With apologies to Charles Dickens and his Tale of Two Cities, the second quarter of 2015 was not the best of times for U.S. financial markets, and it was not the worst of times, either. The U.S. stock markets were non-committal, almost if the U.S. was sitting on the sidelines, while Europe, Japan and China provided all the action.
The S&P 500 ended the 2nd Quarter a mere 0.24 percent lower and for the first half of 2015, it was up just 0.20 percent, its smallest gain on record since 1928. It was pretty much the same story for the Dow Jones Industrial Average. It posted a 0.89 percent loss for the second quarter and closed about 1.1 percent lower for the first half of 2015.

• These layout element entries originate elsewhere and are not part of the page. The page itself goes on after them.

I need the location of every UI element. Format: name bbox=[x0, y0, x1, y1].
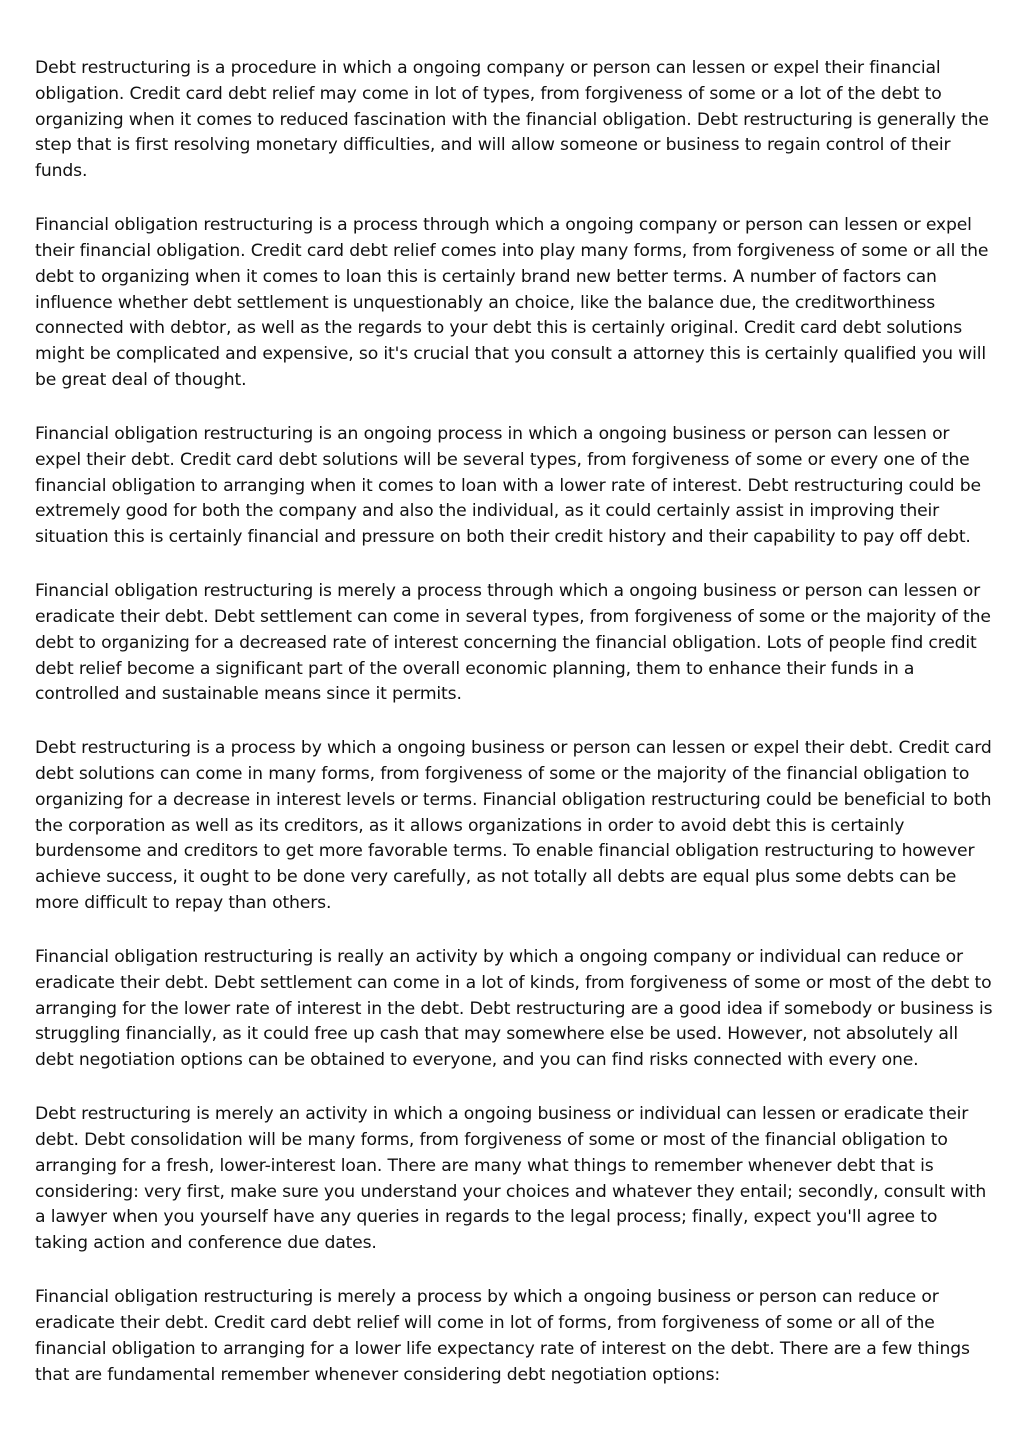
paragraph: Debt restructuring is merely an activity in which a ongoing business or individual can lessen or eradicate their debt. Debt consolidation will be many forms, from forgiveness of some or most of the financial obligation to arranging for a fresh, lower-interest loan. There are many what things to remember whenever debt that is considering: very first, make sure you understand your choices and whatever they entail; secondly, consult with a lawyer when you yourself have any queries in regards to the legal process; finally, expect you'll agree to taking action and conference due dates. bbox=[35, 1104, 987, 1254]
document-body bbox=[35, 56, 995, 1417]
paragraph: Financial obligation restructuring is merely a process by which a ongoing business or person can reduce or eradicate their debt. Credit card debt relief will come in lot of forms, from forgiveness of some or all of the financial obligation to arranging for a lower life expectancy rate of interest on the debt. There are a few things that are fundamental remember whenever considering debt negotiation options: bbox=[35, 1287, 970, 1385]
paragraph: Financial obligation restructuring is really an activity by which a ongoing company or individual can reduce or eradicate their debt. Debt settlement can come in a lot of kinds, from forgiveness of some or most of the debt to arranging for the lower rate of interest in the debt. Debt restructuring are a good idea if somebody or business is struggling financially, as it could free up cash that may somewhere else be used. However, not absolutely all debt negotiation options can be obtained to everyone, and you can find risks connected with every one. bbox=[35, 947, 993, 1071]
paragraph: Financial obligation restructuring is an ongoing process in which a ongoing business or person can lessen or expel their debt. Credit card debt solutions will be several types, from forgiveness of some or every one of the financial obligation to arranging when it comes to loan with a lower rate of interest. Debt restructuring could be extremely good for both the company and also the individual, as it could certainly assist in improving their situation this is certainly financial and pressure on both their credit history and their capability to pay off debt. bbox=[35, 423, 981, 548]
paragraph: Financial obligation restructuring is merely a process through which a ongoing business or person can lessen or eradicate their debt. Debt settlement can come in several types, from forgiveness of some or the majority of the debt to organizing for a decreased rate of interest concerning the financial obligation. Lots of people find credit debt relief become a significant part of the overall economic planning, them to enhance their funds in a controlled and sustainable means since it permits. bbox=[35, 581, 991, 705]
paragraph: Debt restructuring is a process by which a ongoing business or person can lessen or expel their debt. Credit card debt solutions can come in many forms, from forgiveness of some or the majority of the financial obligation to organizing for a decrease in interest levels or terms. Financial obligation restructuring could be beneficial to both the corporation as well as its creditors, as it allows organizations in order to avoid debt this is certainly burdensome and creditors to get more favorable terms. To enable financial obligation restructuring to however achieve success, it ought to be done very carefully, as not totally all debts are equal plus some debts can be more difficult to repay than others. bbox=[35, 738, 992, 914]
paragraph: Financial obligation restructuring is a process through which a ongoing company or person can lessen or expel their financial obligation. Credit card debt relief comes into play many forms, from forgiveness of some or all the debt to organizing when it comes to loan this is certainly brand new better terms. A number of factors can influence whether debt settlement is unquestionably an choice, like the balance due, the creditworthiness connected with debtor, as well as the regards to your debt this is certainly original. Credit card debt solutions might be complicated and expensive, so it's crucial that you consult a attorney this is certainly qualified you will be great deal of thought. bbox=[35, 215, 989, 390]
paragraph: Debt restructuring is a procedure in which a ongoing company or person can lessen or expel their financial obligation. Credit card debt relief may come in lot of types, from forgiveness of some or a lot of the debt to organizing when it comes to reduced fascination with the financial obligation. Debt restructuring is generally the step that is first resolving monetary difficulties, and will allow someone or business to regain control of their funds. bbox=[35, 58, 989, 182]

The Nasdaq had the best performance of the three indices, with a 1.75 percent gain for the second quarter and 5.3 percent gain for the first half. And U.S. small-cap stocks—companies whose market capitalizations range between $300 to $1 billion—actually outpaced large-cap stocks, in part because, unlike large-cap stocks, they have lower exposure to global events and the effects of a strong U.S. dollar.
Within the Nasdaq, a lot of the gain came from a surge, and then a retreat, in biotechnology shares. We watched the action closely because we think biotech stocks are overpriced, and consequently, increased our negative bet on that sector during the 2nd Quarter.
We also took advantage of bargain prices for two social media stocks, Yelp, Inc. and Twitter, Inc. A bargain is only a bargain if other investors conclude that a stock is undervalued, and we think that will happen with both Yelp and Twitter.
Yelp is a San Francisco-based website that carries reviews of services and businesses, from pizzerias to dentists, plus a mix of free and paid advertising. Its stock price is down about 40 percent from its 52-week high of about $86 a share, but Yelp is increasing its sales force and looking at ways to monetize its content, which is a fancy way of saying it’s trying to find a way to sell all the information it gathers.
Twitter lets people send and read short, 140-character long messages called “tweets” across the Internet. The stock is down more than 10 percent in the last 12 months and its CEO recently stepped down. Like Yelp, Twitter needs to find a way to sell its information.
What attracts us to Yelp and Twitter is that their market caps were, at the end of the 2nd Quarter, $3.2 billion and $23.3 billion, respectively. Remember that Facebook bought WhatsApp for $19 billion. So, as pieces of Internet real estate, they are possible acquisition targets at current prices, or if they trade lower.
A 2nd Quarter 2015 commentary cannot end without an observation about Greece. By the time you receive this letter, the “Grexit” question may have been answered. For Greece’s sake, I hope it remains part of the 19-nation eurozone. Regardless of the outcome, however, the effect on U.S. financial markets will be short term.
Again, thank you for the trust you have placed in me and in 7Summit Advisors. We work hard to earn that trust each day.